Chambers's Encyclopaedia, Volume 8: Peasant to Eoumelia, p. 639

Rémusat, CHARLES (FRANÇOIS MARIE), COMTE DE, a French politician and littérateur, born at Paris, 14th March 1797, the son of Augustin Laurent, Comte de Rémusat (1762-1823), who was successively chamberlain to Napoleon and a prefect under the Restoration. His mother (née Claire Elizabeth Jeanne Gravier de Vergennes) was born in 1780, married in 1796, became dame du palais to Josephine, and died in 1821. Young Rémusat early developed Liberal ideas, and took eagerly to journalism. He signed the journalists' famous protest against the Ordinances of Polignac which brought about the July revolution, and was in October elected deputy for Tonlouse. He now allied himself with the Doctrinaire party, and in 1836 became under-secretary of state for the interior. In 1840, when the government passed into the hands of Thiers, Rémusat was made minister of the Interior, but soon resigned the office. He was exiled after the coup d'état of Louis Napoleon, and henceforward devoted himself to literary and philosophical studies, till, in August 1871, M. Thiers called him to hold the portfolio of Foreign Affairs, which he retained until 1873. He died June 6, 1875. Rémusat was long a well-known contributor to the Revue des Deux Mondes.
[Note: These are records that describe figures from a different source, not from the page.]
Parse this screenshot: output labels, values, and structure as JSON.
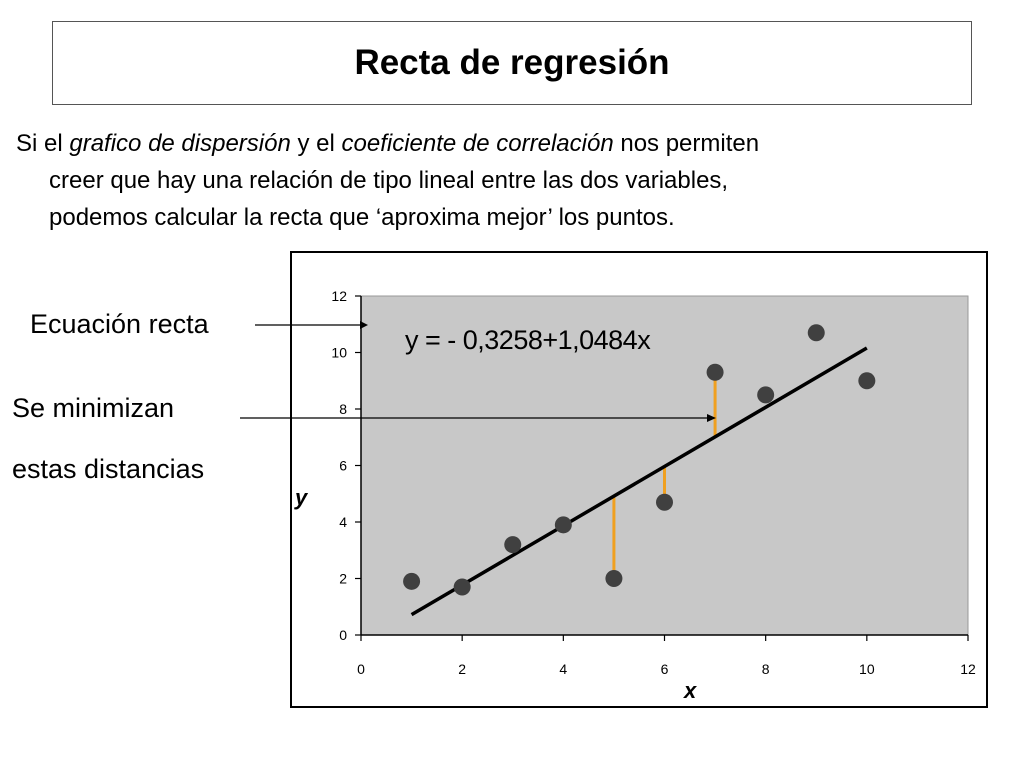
{
  "slide": {
    "title": "Recta de regresión",
    "intro": {
      "t1": "Si el ",
      "t2": "grafico de dispersión",
      "t3": " y el ",
      "t4": "coeficiente de correlación",
      "t5": " nos permiten",
      "line2": "creer que hay una relación de tipo lineal entre las dos variables,",
      "line3": "podemos calcular la recta que ‘aproxima mejor’ los puntos."
    },
    "annotations": {
      "ecuacion": "Ecuación recta",
      "minimizan": "Se minimizan",
      "distancias": "estas distancias"
    }
  },
  "chart_data": {
    "type": "scatter",
    "x": [
      1,
      2,
      3,
      4,
      5,
      6,
      7,
      8,
      9,
      10
    ],
    "y": [
      1.9,
      1.7,
      3.2,
      3.9,
      2.0,
      4.7,
      9.3,
      8.5,
      10.7,
      9.0
    ],
    "xlabel": "x",
    "ylabel": "y",
    "xlim": [
      0,
      12
    ],
    "ylim": [
      0,
      12
    ],
    "xticks": [
      "0",
      "2",
      "4",
      "6",
      "8",
      "10",
      "12"
    ],
    "yticks": [
      "0",
      "2",
      "4",
      "6",
      "8",
      "10",
      "12"
    ],
    "regression": {
      "intercept": -0.3258,
      "slope": 1.0484,
      "x_range": [
        1,
        10
      ]
    },
    "equation_label": "y = - 0,3258+1,0484x",
    "residuals_shown_at_x": [
      5,
      6,
      7
    ],
    "grid": false,
    "legend": "none",
    "colors": {
      "plot_bg": "#c8c8c8",
      "marker": "#404040",
      "line": "#000000",
      "residual": "#f0a020"
    }
  }
}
Among his writings are his Essais de Philosophie (1842); Abélard (1845); L'Angleterre au XVIIIe Siècle (1856); studies on St Anselm (1853), Bacon (1857), Channing (1857), John Wesley (1870), Lord Herbert of Cherbury (1874); Histoire de la Philosophie en Angleterre de Bacon à Locke (1875); and posthumously two philosophical dramas, Abélard and La Saint Barthélemy (1878), and Correspondance pendant les premières années de la Restauration (6 vols. 1883-87).

His mother's Mémoires (3 vols. 1879-80) and Lettres (2 vols. 1881), both of which have been translated into English, proved to be of the greatest interest, and threw a flood of light on the strange society of the First Empire and the character of Napoleon.